2121: Reiko Sudo & NUNO

University of the Creative Arts, Surrey, England
June 17-July 23, 2005

Better Than Best
Exhibition celebrates Reiko Sudo’s vision

When the inventive textiles of the Japanese design house Nuno go on display this month at the Surrey Institute of Art and Design, in the UK, it will be cloth strictly for cloth’s sake. “I want our fabrics to be enjoyed as fabrics, not for any special use,” says Reiko Sudo, who has served as Nuno’s artistic director for nearly all of its 21 years.

That means the traveling anniversary exhibition, “21/21: The Textile Vision of Reiko Sudo and Nuno,” curated by Lesley Millar, will feature woven and printed fabrics wrapped into hanging columns rather than around sofas, and stretched into walls rather than around bodies. To reinforce the idea that fabric has meaning apart from what it adorns, video interviews with ordinary people talking about their experiences with cloth will be shown alongside the work of Nuno’s 10 designers.

Yet visitors will hardly need videos to appreciate the pure aesthetic impact of cotton woven with stainless steel threads and patinated by an open flame, or vibrant polyester that’s been spray-painted with the same technique used on cars. Having mastered the art of melding traditional aesthetics with cutting-edge technologies, Nuno already has 35 of its 1400 original designs on display in museums around the world.

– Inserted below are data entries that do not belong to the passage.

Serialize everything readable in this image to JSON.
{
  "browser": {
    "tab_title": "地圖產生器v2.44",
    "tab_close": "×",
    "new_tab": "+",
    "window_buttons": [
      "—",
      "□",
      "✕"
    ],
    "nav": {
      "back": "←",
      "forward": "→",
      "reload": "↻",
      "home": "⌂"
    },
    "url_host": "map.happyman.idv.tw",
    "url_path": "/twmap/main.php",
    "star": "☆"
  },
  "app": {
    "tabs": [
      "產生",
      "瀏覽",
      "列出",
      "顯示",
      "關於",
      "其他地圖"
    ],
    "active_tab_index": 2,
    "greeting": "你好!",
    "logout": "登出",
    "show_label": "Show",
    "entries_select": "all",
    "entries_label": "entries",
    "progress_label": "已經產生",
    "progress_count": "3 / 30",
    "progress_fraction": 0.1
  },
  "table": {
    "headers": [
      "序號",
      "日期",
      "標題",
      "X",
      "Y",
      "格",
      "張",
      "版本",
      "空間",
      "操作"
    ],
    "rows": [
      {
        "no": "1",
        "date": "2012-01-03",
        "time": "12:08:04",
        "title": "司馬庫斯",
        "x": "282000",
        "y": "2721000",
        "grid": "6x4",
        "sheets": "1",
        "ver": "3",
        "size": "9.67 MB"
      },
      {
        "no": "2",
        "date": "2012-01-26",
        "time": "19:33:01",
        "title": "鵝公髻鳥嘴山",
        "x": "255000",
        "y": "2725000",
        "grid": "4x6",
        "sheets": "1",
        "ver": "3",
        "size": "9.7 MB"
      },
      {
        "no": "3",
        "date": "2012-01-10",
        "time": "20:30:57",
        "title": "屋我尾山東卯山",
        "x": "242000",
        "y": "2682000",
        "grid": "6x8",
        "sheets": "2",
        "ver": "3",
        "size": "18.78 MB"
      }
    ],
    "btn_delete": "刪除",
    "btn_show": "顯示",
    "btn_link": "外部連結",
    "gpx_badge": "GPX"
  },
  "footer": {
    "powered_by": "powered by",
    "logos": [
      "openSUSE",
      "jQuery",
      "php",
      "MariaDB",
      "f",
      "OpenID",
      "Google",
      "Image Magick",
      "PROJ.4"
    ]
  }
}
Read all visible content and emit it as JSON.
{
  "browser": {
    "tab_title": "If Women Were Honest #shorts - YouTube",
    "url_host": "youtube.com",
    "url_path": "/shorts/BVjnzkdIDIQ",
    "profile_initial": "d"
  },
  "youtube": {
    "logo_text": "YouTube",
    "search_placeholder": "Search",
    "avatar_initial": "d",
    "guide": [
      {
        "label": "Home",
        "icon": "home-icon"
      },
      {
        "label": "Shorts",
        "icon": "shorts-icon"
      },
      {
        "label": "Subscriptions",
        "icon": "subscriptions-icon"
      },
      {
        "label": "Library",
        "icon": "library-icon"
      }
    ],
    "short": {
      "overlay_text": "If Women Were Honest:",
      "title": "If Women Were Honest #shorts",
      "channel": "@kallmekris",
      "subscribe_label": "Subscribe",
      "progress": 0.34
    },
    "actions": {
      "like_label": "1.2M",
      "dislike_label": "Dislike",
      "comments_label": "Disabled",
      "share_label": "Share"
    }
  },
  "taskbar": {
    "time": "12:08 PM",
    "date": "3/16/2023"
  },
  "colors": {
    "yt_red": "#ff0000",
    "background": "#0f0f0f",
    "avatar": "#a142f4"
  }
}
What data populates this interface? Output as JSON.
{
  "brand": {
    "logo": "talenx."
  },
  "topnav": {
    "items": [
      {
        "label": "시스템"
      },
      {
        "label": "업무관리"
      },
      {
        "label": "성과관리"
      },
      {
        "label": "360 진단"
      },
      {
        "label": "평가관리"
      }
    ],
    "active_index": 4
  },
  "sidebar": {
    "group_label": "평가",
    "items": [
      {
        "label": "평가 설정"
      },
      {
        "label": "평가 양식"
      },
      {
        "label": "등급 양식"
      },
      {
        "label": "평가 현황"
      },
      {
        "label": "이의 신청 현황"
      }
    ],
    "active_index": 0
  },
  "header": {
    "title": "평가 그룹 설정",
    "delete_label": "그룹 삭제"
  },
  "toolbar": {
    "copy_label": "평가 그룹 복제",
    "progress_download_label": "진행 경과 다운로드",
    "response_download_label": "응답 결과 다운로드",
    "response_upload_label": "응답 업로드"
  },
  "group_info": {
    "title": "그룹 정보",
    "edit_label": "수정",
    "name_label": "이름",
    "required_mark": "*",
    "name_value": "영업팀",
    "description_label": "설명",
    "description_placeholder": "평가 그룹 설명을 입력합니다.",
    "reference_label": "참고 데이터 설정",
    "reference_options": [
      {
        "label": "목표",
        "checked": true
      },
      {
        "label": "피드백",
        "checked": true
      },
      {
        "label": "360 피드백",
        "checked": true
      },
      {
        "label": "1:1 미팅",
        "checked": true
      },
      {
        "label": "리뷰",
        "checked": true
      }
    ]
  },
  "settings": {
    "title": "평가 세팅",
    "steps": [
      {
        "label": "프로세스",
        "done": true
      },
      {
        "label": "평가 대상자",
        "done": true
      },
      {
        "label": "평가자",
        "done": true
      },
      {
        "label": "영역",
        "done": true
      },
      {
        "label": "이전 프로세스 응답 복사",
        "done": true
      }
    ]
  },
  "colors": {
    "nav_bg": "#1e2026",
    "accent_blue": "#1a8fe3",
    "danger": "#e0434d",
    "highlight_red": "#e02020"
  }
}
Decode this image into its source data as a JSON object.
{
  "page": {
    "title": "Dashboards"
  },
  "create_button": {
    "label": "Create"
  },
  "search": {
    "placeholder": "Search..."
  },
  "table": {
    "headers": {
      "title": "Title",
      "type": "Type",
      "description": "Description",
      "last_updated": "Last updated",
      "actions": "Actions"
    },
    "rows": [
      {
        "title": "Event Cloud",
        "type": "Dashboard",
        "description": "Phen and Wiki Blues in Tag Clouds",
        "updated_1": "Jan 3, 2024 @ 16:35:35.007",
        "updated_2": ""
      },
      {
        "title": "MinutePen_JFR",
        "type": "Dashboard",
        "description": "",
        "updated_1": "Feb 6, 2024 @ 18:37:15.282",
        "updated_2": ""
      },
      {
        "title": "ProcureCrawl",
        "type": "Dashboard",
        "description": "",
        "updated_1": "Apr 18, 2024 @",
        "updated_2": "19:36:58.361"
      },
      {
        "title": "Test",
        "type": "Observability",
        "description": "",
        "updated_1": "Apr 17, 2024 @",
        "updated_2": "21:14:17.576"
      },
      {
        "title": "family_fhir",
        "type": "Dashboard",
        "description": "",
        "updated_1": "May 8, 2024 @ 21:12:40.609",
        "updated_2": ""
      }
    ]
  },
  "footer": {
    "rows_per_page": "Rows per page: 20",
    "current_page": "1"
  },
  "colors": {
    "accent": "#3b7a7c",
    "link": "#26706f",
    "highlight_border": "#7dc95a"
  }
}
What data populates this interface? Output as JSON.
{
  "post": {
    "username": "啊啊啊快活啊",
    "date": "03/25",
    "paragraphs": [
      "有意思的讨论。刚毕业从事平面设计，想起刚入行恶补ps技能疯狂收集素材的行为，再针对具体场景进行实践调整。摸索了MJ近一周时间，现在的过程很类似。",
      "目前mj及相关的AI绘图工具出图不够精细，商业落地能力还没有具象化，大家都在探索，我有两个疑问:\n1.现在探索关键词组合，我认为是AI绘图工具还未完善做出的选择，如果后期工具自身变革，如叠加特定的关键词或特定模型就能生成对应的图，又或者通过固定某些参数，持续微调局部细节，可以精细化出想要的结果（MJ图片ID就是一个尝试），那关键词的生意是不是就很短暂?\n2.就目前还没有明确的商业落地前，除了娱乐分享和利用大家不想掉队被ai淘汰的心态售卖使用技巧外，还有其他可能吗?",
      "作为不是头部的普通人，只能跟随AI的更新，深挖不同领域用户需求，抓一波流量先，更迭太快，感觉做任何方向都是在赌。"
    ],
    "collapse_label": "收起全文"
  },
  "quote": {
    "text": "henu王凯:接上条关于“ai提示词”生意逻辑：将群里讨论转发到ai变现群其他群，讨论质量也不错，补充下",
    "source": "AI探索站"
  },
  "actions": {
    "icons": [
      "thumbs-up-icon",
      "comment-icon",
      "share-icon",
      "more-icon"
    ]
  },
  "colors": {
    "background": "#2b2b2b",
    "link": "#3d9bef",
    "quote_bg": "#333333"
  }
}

The show, which opens October 17, will be groundbreaking not only as a comprehensive collection, but a comprehensive experience—one of its highlights will be a “touch” wall for handling samples, an element Sudo considers crucial to understanding her work with our sense of touch rather than just sight. “Textiles are not just a pleasure to look at,” she says. “They are to be experienced with all five senses—the feel of textiles in the hand or on the body, the periodic rustling sounds, even their taste on the lips.”